Why, then, do we still have a broken immigration system?

One substantial reason is that Eric Cantor, House Majority Leader and a key figure within the Republican Congress, is making it his mission to prevent an immigration reform bill from ever seeing a vote on the House floor.

Nearly a year after the Senate passed a bipartisan immigration reform bill, House Republicans have failed to offer a solution of their own. Meanwhile, the Obama Administration has deported more than two million people under its watch -- a number vastly higher than any administration before it.

While families are being ripped apart and while our economy continues to face an uncertain economic recovery, Eric Cantor and the GOP fiddle away valuable time on non-scandals and the naming of post offices.

Let's take a brief look at how we got here and the role Eric Cantor has played in stopping reform:

  • November 9, 2012: Days after President Obama wins a second term in the White House, propelled to re-election in part by the support of nearly 75 percent of Latino voters, Speaker of the House John Boehner tells reporters that comprehensive immigration reform is "long overdue" and vows to work toward a solution.

  • June 27, 2013: After months of work by the Senate "Gang of Eight," advocates, and the American public, the Senate passes a bipartisan immigration reform bill that serves America's needs and includes a way for aspiring Americans to eventually earn citizenship.
  • January 3, 2014: Cantor vaguely notes in a legislative memo to House Republicans that "legislation related to... immigration reform" "may" be considered in the coming months.
  • January 10, 2014: Cantor acknowledges that "immigration reform could be an economic boon to this country," yet fails to act on immigration reform.
  • April 16, 2014: Cantor claims that immigration reform cannot happen because President Obama does not communicate well with Republicans in Congress.
  • March - June 2014: Immigration reform is blatantly absent from Cantor's multiple memos to Congress outlining the GOP's legislative agenda.
  • It is now June 2014. The House GOP has done next to nothing on immigration reform, and yet, most of the House Republican Leadership -- Speaker John Boehner, Majority White Kevin McCarthy, and Republican Conference Chair Cathy McMorris Rodgers -- have made strong statements in favor of getting to work on reform. The one House GOP leader conspicuously missing from the list -- Majority Leader Cantor.

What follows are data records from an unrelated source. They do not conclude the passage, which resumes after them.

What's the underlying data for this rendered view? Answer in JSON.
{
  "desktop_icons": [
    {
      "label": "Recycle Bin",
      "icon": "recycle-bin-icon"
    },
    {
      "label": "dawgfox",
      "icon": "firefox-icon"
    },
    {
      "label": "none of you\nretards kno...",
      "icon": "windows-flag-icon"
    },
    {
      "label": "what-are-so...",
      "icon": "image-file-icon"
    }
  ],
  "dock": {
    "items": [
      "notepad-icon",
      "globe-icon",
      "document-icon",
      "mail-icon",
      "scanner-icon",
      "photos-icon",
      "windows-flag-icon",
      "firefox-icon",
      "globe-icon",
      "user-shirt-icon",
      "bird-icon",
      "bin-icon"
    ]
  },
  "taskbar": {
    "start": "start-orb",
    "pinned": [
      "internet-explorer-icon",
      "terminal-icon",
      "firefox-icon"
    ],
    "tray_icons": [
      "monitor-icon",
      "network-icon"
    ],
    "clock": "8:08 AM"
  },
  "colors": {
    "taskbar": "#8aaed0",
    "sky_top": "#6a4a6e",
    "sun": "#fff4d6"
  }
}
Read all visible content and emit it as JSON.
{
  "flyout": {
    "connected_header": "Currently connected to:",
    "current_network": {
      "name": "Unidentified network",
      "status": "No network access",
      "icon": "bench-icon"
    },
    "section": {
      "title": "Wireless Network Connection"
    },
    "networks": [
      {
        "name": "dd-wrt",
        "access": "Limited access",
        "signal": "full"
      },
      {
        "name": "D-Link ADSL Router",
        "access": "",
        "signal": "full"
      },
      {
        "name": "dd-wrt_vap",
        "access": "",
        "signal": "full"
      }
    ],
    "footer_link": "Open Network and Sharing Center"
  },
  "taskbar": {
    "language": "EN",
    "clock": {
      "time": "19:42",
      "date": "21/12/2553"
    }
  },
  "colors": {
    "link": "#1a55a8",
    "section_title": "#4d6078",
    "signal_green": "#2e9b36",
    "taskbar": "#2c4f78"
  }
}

    You have talked about creating jobs and strengthening the economy, Leader Cantor. You once highlighted the need for reform. Yet lately you have done nothing but make excuses or ignore the issue. It's lazy. It's irresponsible. It has to stop.

    Why are you not joining your colleagues -- and the Speaker -- by telling the House to get to work on this critical issue?

    We are waiting for an answer. We are waiting for action on immigration reform. But time is quickly running out, and Latino voters will remember when they go to the polls this November who stood in the way of legislation that our country so badly needs.